8 Commitments of a Healthy Relationship with Yourself
Commitment 1
When you learn how to take care of your garden - JUST ENOUGH and AS NEEDED, it can teach you a lot about how to treat yourself.
When you care for your garden in a natural, un-forced, unscheduled way, it thrives. And, you do too. The work of self-care does not feel like an obligation or a "chore" when you don't try to force or "should" yourself into say sleeping or eating in a healthy way.
Doing the work of taking care of yourself becomes an exercise in gratitude, an opportunity to learn, experiment, and discover new ways of seeing, being and doing. When you fully commit to self-care it transforms into an opportunity to gain insight into yourself, and experience a sense of how connected you really are to nature, You get to tap into the flow of life and notice how to find the easy in the hard, the small in the big, how to become satisfied with just enough. To allow a few weeds to crop up and not try to live weed free but rather find the level at which you get to enjoy your garden without it having to be perfect.

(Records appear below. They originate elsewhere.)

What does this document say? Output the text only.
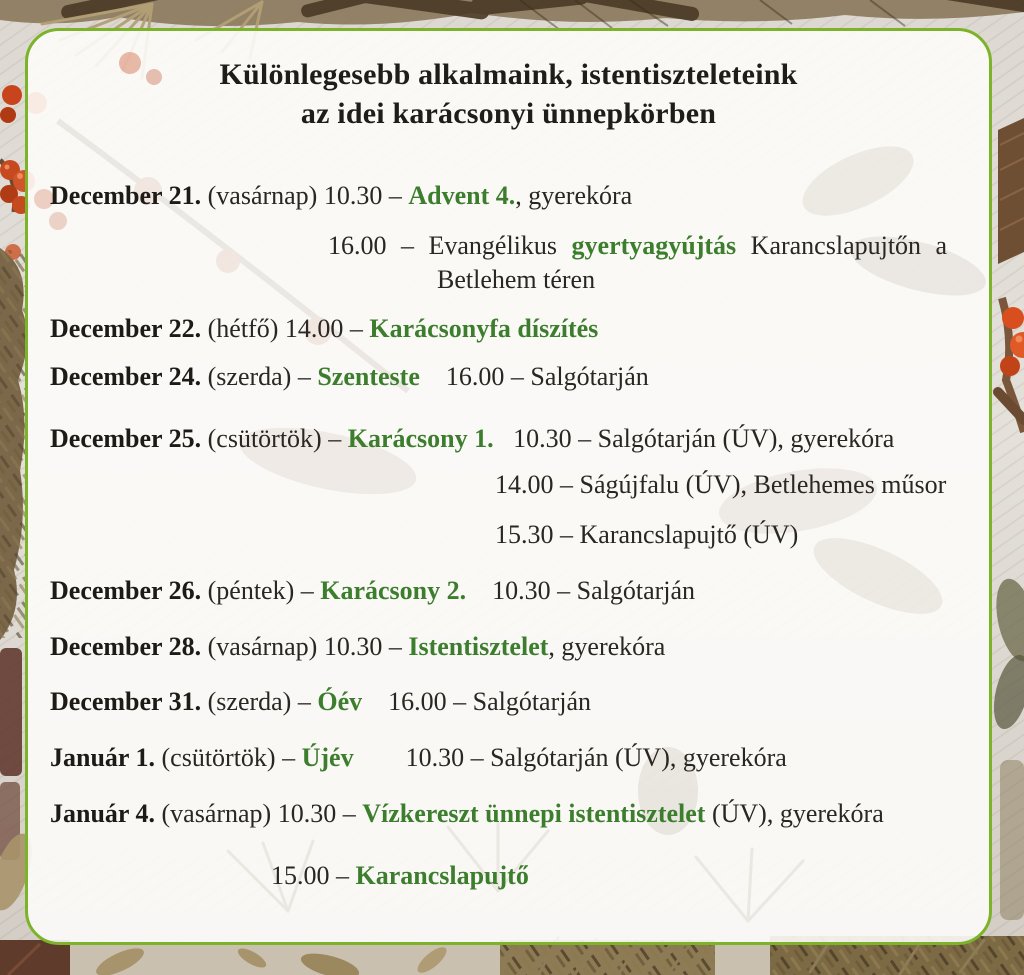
Különlegesebb alkalmaink, istentiszteleteink
az idei karácsonyi ünnepkörben
December 21. (vasárnap) 10.30 – Advent 4., gyerekóra
16.00 – Evangélikus gyertyagyújtás Karancslapujtőn a
Betlehem téren
December 22. (hétfő) 14.00 – Karácsonyfa díszítés
December 24. (szerda) – Szenteste  16.00 – Salgótarján
December 25. (csütörtök) – Karácsony 1.  10.30 – Salgótarján (ÚV), gyerekóra
14.00 – Ságújfalu (ÚV), Betlehemes műsor
15.30 – Karancslapujtő (ÚV)
December 26. (péntek) – Karácsony 2.  10.30 – Salgótarján
December 28. (vasárnap) 10.30 – Istentisztelet, gyerekóra
December 31. (szerda) – Óév  16.00 – Salgótarján
Január 1. (csütörtök) – Újév    10.30 – Salgótarján (ÚV), gyerekóra
Január 4. (vasárnap) 10.30 – Vízkereszt ünnepi istentisztelet (ÚV), gyerekóra
15.00 – Karancslapujtő
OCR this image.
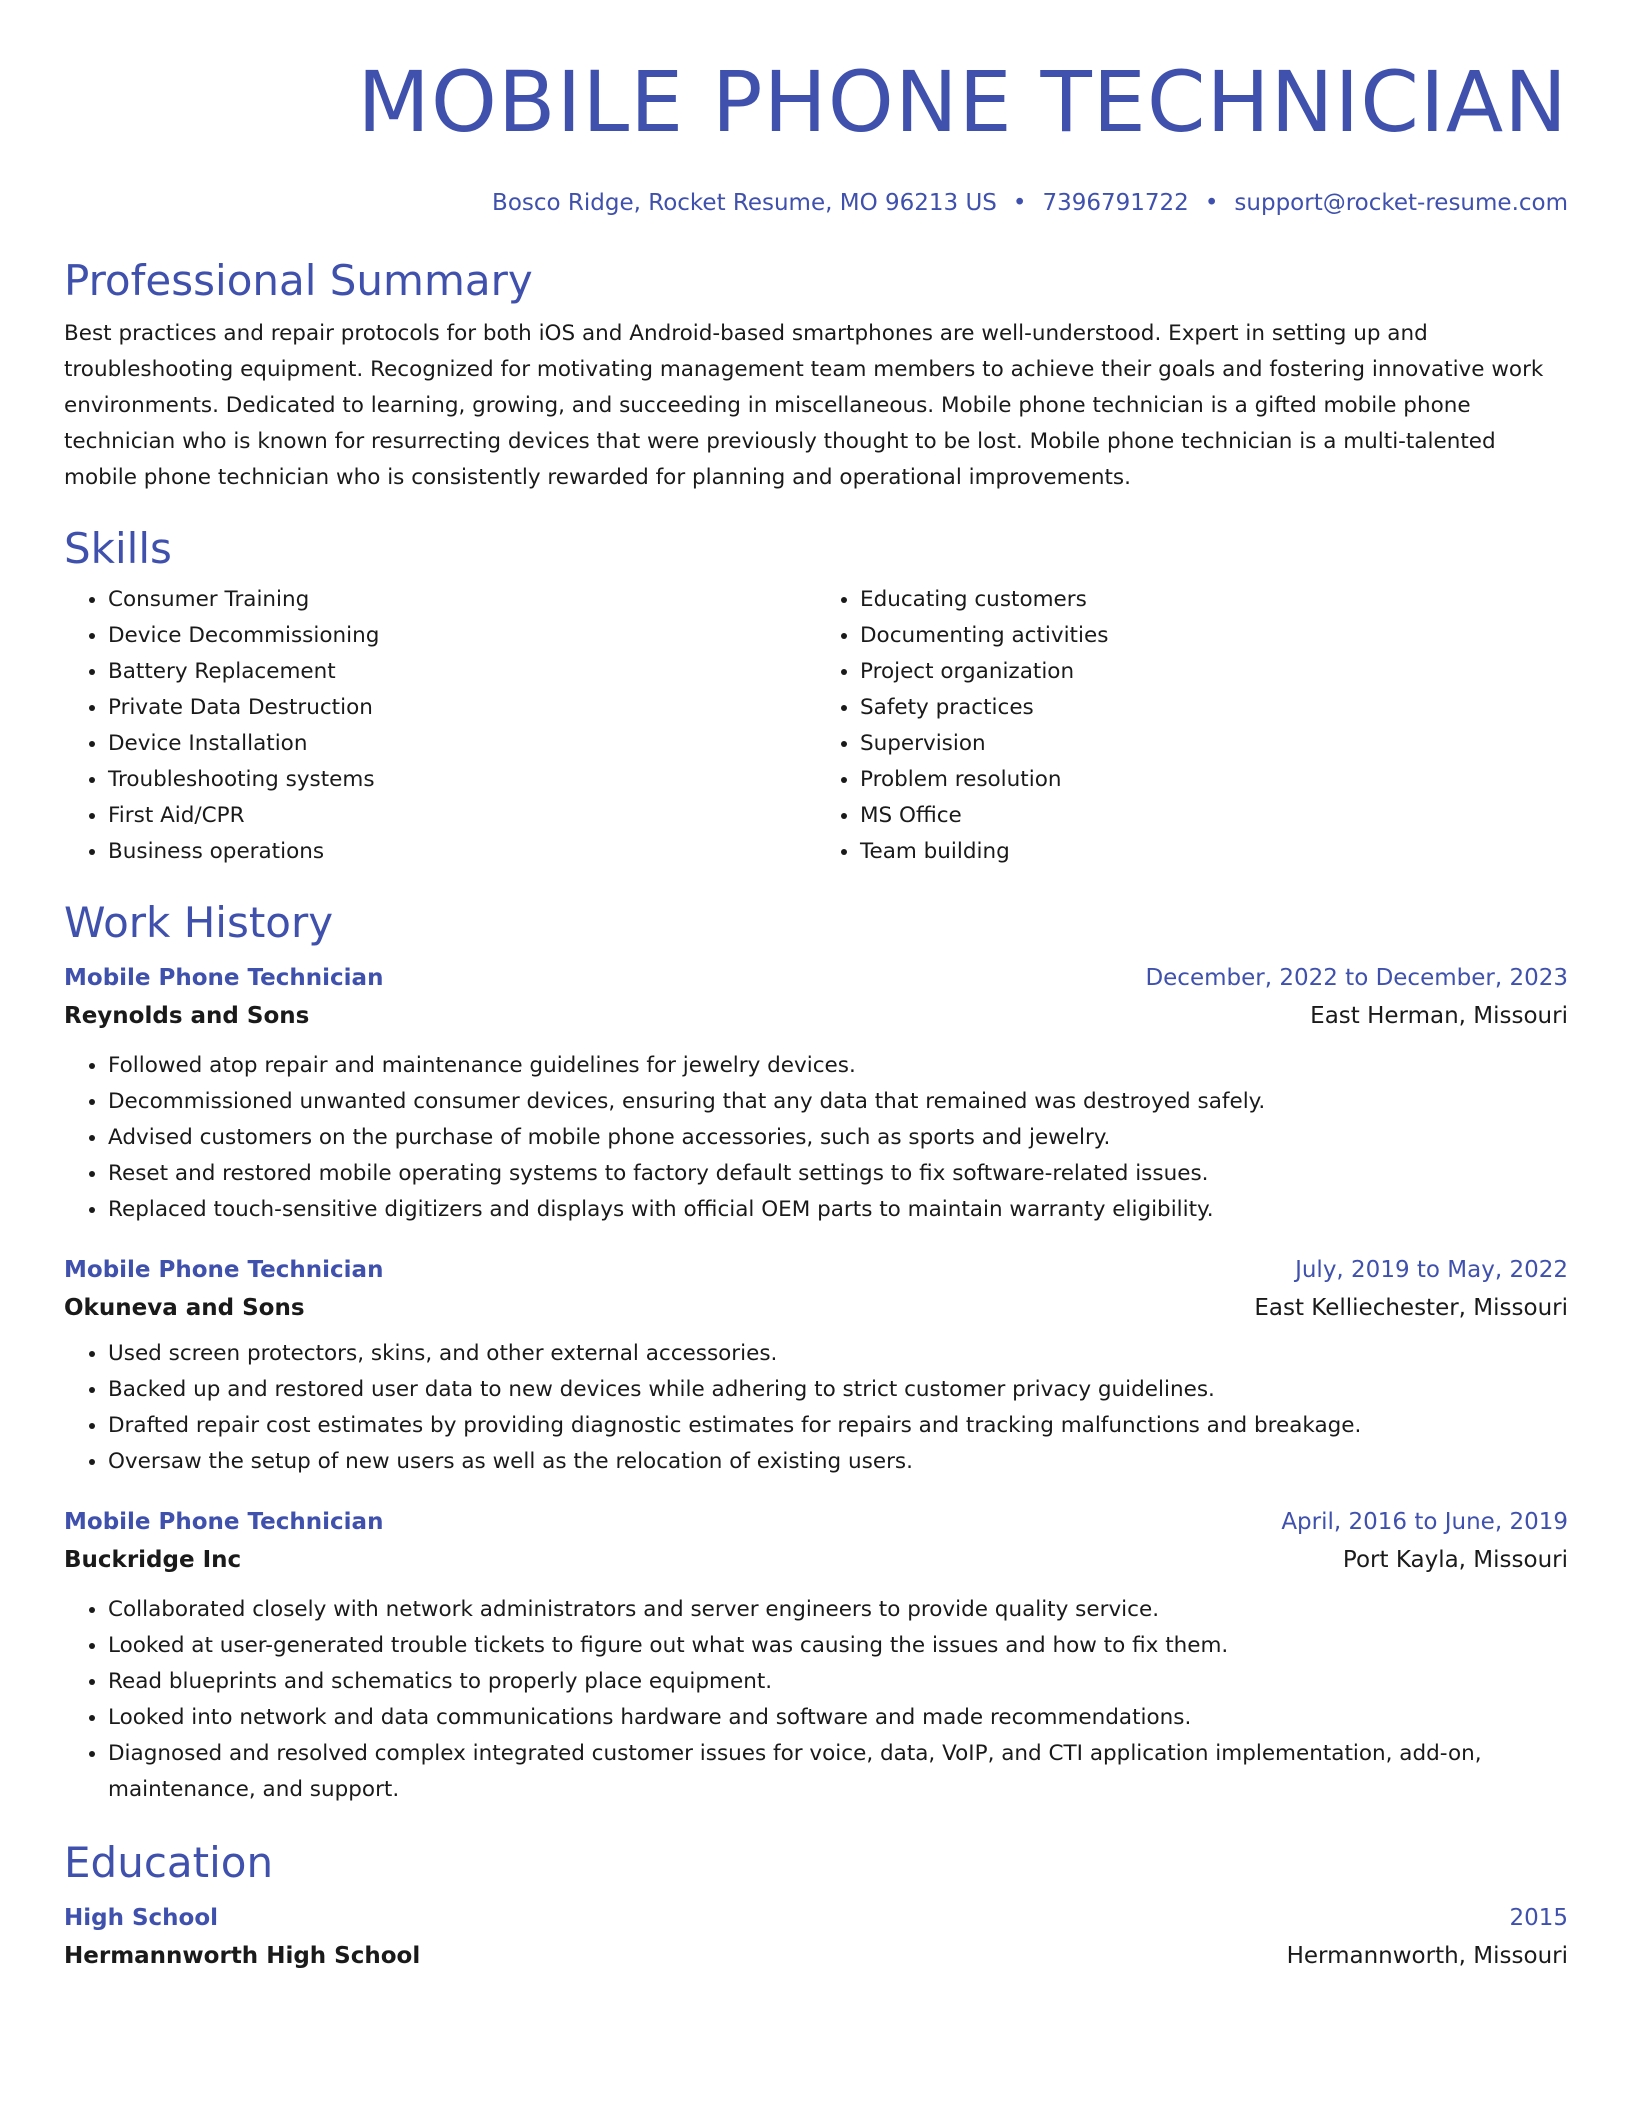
MOBILE PHONE TECHNICIAN
Bosco Ridge, Rocket Resume, MO 96213 US • 7396791722 • support@rocket-resume.com
Professional Summary

Best practices and repair protocols for both iOS and Android-based smartphones are well-understood. Expert in setting up and troubleshooting equipment. Recognized for motivating management team members to achieve their goals and fostering innovative work environments. Dedicated to learning, growing, and succeeding in miscellaneous. Mobile phone technician is a gifted mobile phone technician who is known for resurrecting devices that were previously thought to be lost. Mobile phone technician is a multi-talented mobile phone technician who is consistently rewarded for planning and operational improvements.

Skills
• Consumer Training
• Device Decommissioning
• Battery Replacement
• Private Data Destruction
• Device Installation
• Troubleshooting systems
• First Aid/CPR
• Business operations
• Educating customers
• Documenting activities
• Project organization
• Safety practices
• Supervision
• Problem resolution
• MS Office
• Team building
Work History
Mobile Phone Technician	December, 2022 to December, 2023
Reynolds and Sons	East Herman, Missouri
• Followed atop repair and maintenance guidelines for jewelry devices.
• Decommissioned unwanted consumer devices, ensuring that any data that remained was destroyed safely.
• Advised customers on the purchase of mobile phone accessories, such as sports and jewelry.
• Reset and restored mobile operating systems to factory default settings to fix software-related issues.
• Replaced touch-sensitive digitizers and displays with official OEM parts to maintain warranty eligibility.
Mobile Phone Technician	July, 2019 to May, 2022
Okuneva and Sons	East Kelliechester, Missouri
• Used screen protectors, skins, and other external accessories.
• Backed up and restored user data to new devices while adhering to strict customer privacy guidelines.
• Drafted repair cost estimates by providing diagnostic estimates for repairs and tracking malfunctions and breakage.
• Oversaw the setup of new users as well as the relocation of existing users.
Mobile Phone Technician	April, 2016 to June, 2019
Buckridge Inc	Port Kayla, Missouri
• Collaborated closely with network administrators and server engineers to provide quality service.
• Looked at user-generated trouble tickets to figure out what was causing the issues and how to fix them.
• Read blueprints and schematics to properly place equipment.
• Looked into network and data communications hardware and software and made recommendations.
• Diagnosed and resolved complex integrated customer issues for voice, data, VoIP, and CTI application implementation, add-on, maintenance, and support.
Education
High School	2015
Hermannworth High School	Hermannworth, Missouri
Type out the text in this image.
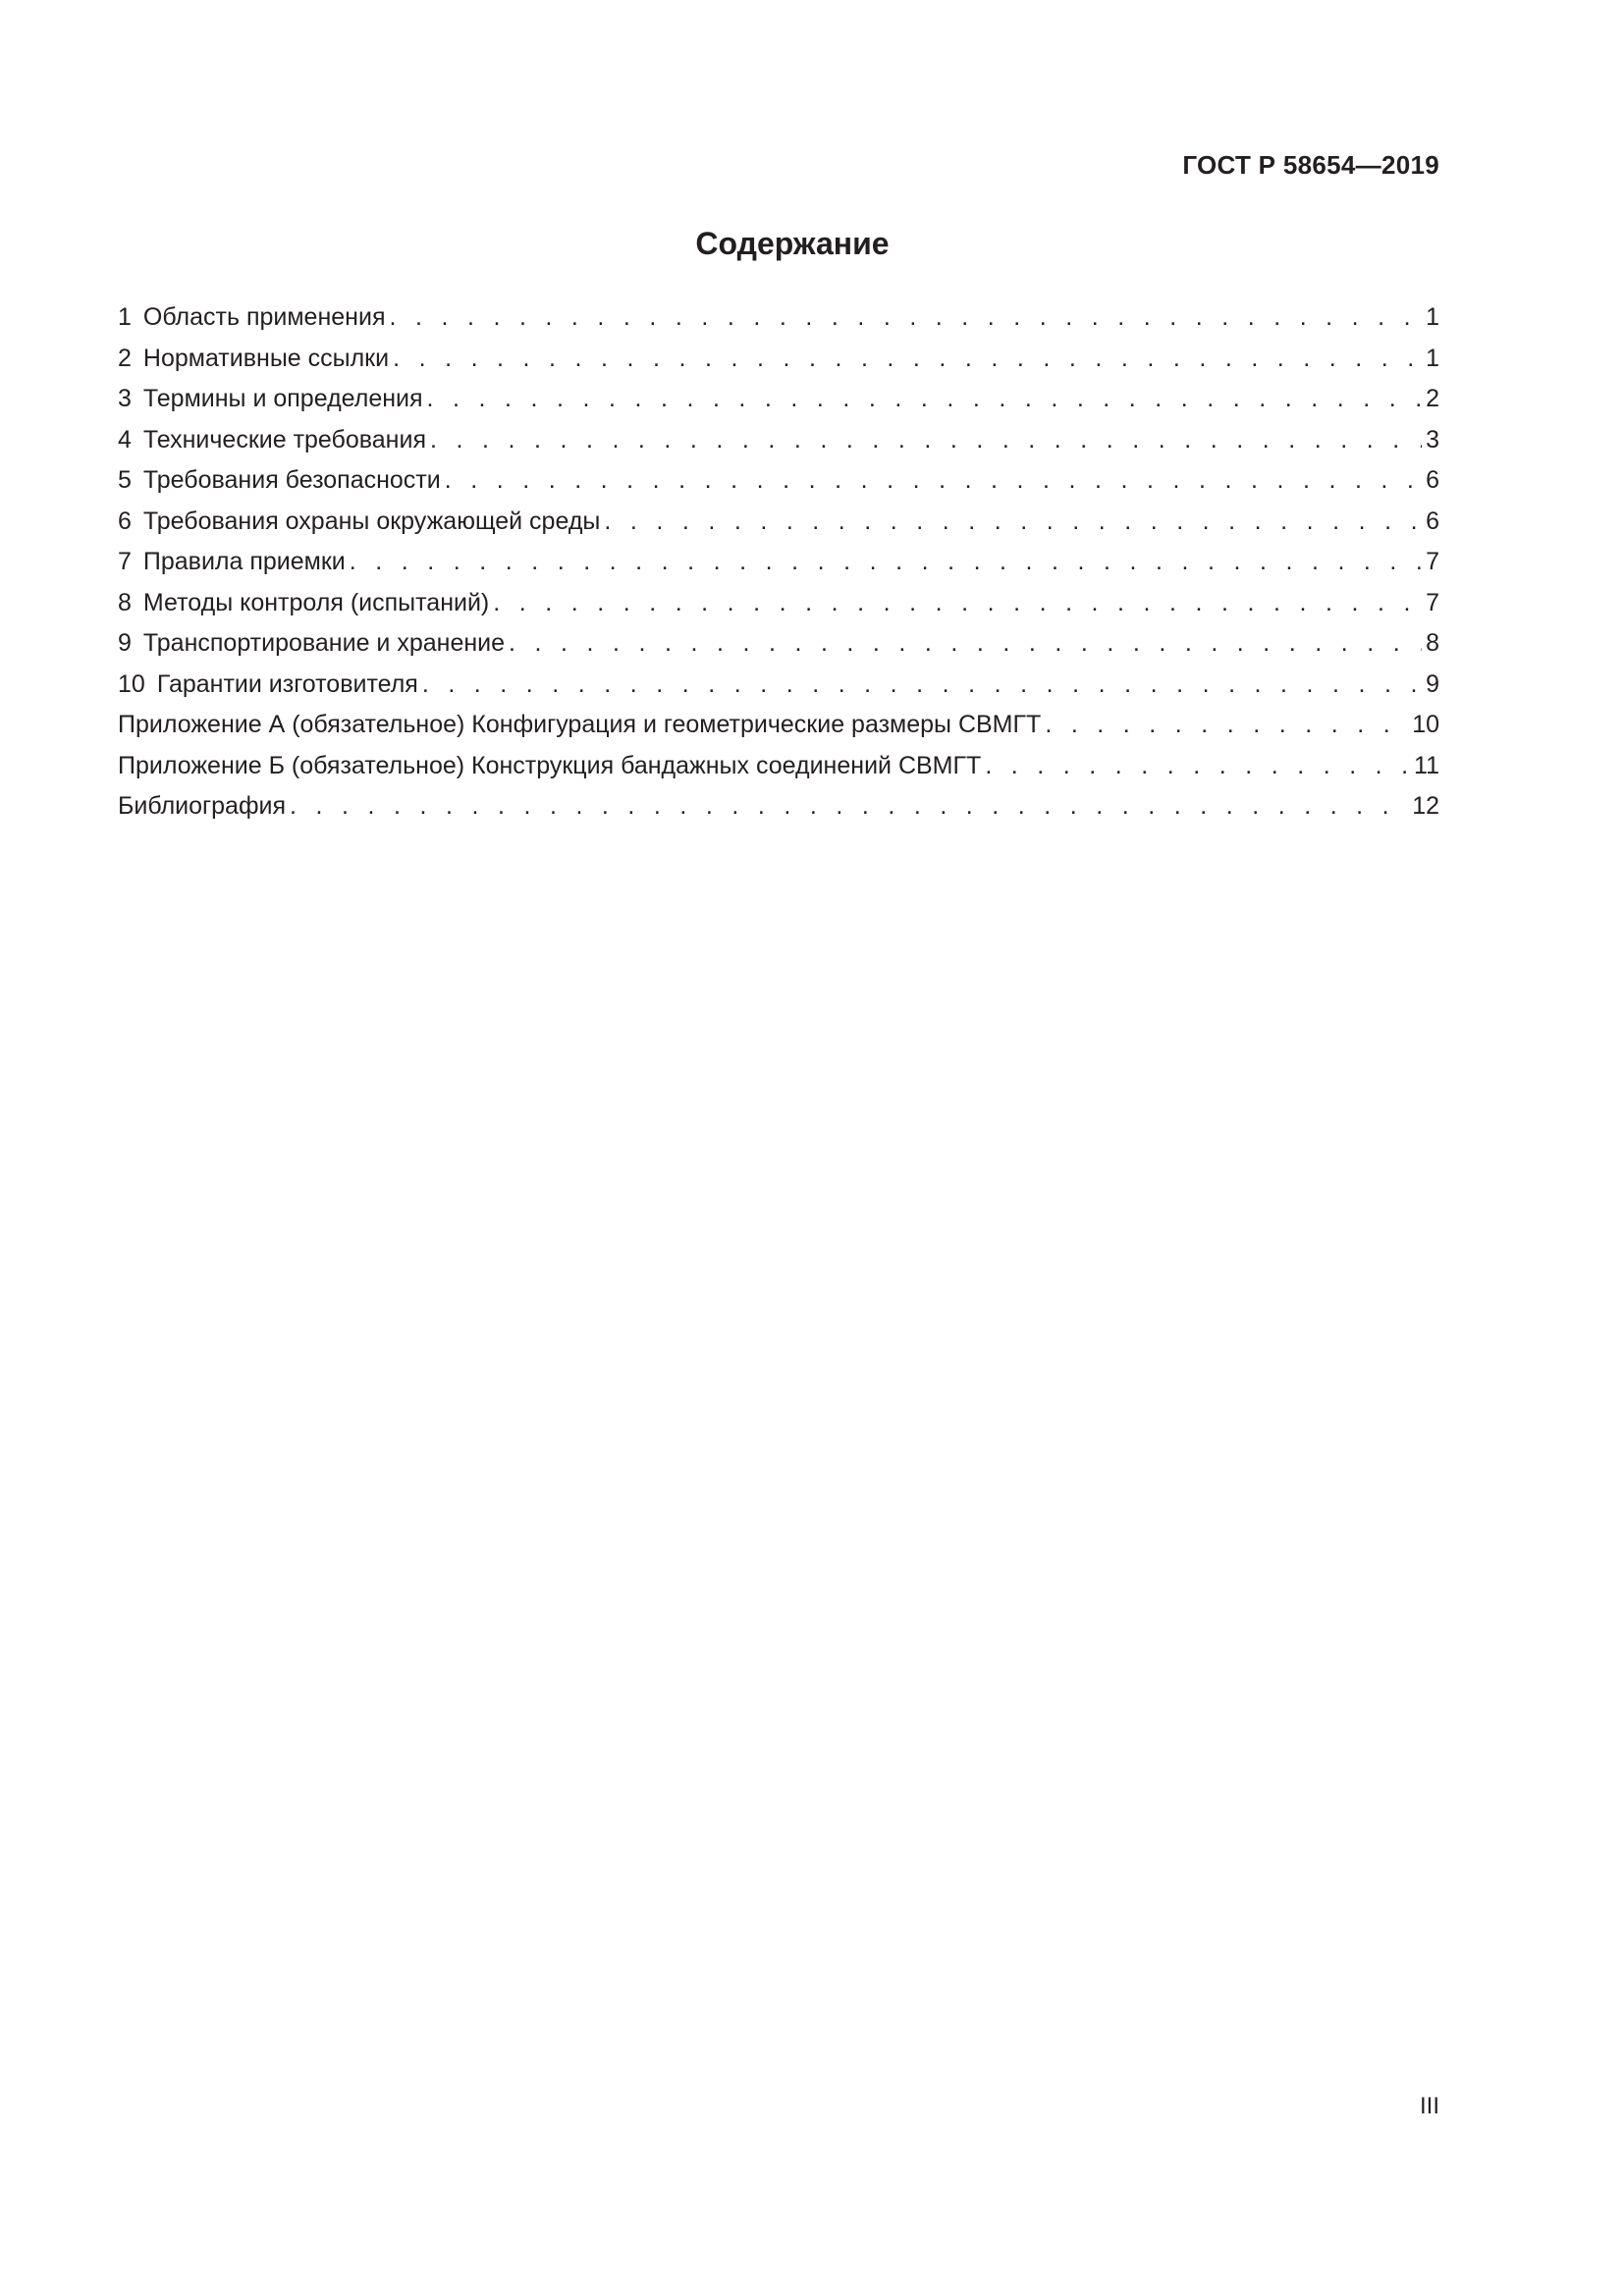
ГОСТ Р 58654—2019
Содержание
1 Область применения . . .	1
2 Нормативные ссылки . . .	1
3 Термины и определения . . .	2
4 Технические требования . . .	3
5 Требования безопасности . . .	6
6 Требования охраны окружающей среды . . .	6
7 Правила приемки . . .	7
8 Методы контроля (испытаний) . . .	7
9 Транспортирование и хранение . . .	8
10 Гарантии изготовителя . . .	9
Приложение А (обязательное) Конфигурация и геометрические размеры СВМГТ . . .	10
Приложение Б (обязательное) Конструкция бандажных соединений СВМГТ . . .	11
Библиография . . .	12
III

Commit to understand your natural personal characteristics, needs and resources just as you must understand what each plant in your garden needs as well as of which area of your garden is the best place to plant it so that it can flourish. (How much sun, rain does it get? What is the climate? soil type? drainage characteristics? rockiness level? slope? What kinds of bugs, creatures, insects are native to the garden? etc.)
Commiting to finding the right "fit" of needs and context is the first rule of garden design. It helps you decide what plants to put where, and minimize the work needed to keep the plant healthy and happy. It helps you determine what you need to do to supplement the garden or the plant's own natural resources without overwhelming it. It will help you decide:
- What to give it
- How much to give
- When to give
- What to let it do on it's own
- When to intervene and when not to
- What tools to use
- How much to RECEIVE from your garden without depleting it.
This one lesson has some really deep and wide implications for life design as well. Life design skills are about understanding yourself as you are, your natural strengths and designing your life to fit you.
When you find yourself in a job, career or business that "fits" you, your life almost automatically becomes happier, healthier and a lot less stressful. When you commit to understanding what you really need AND commit to paying attention and noticing when your needs change, then you can commit to also redesigning and reorganizing your life systems to fit your changing needs.
Trying to change who you are to fit your life (instead of changing your life to fit you) is a dead end street. Put a plant in a garden that is not right for it and it will never blossom to it's fullest potential. The best possible outcome is that you become a really weak and stunted version of what you could be if were in an environment that met at least your minimum needs.
Chronically deprived plants never flourish. And neither to chronically deprived people who don't take the time to understand and differentiate their true needs from their wants, figure out what enough is, and design their lives to first meet all their minimum needs without depriving themselves chronically in any of the other areas...like sleep, exercise, rest.
How does this lesson speak to you right now?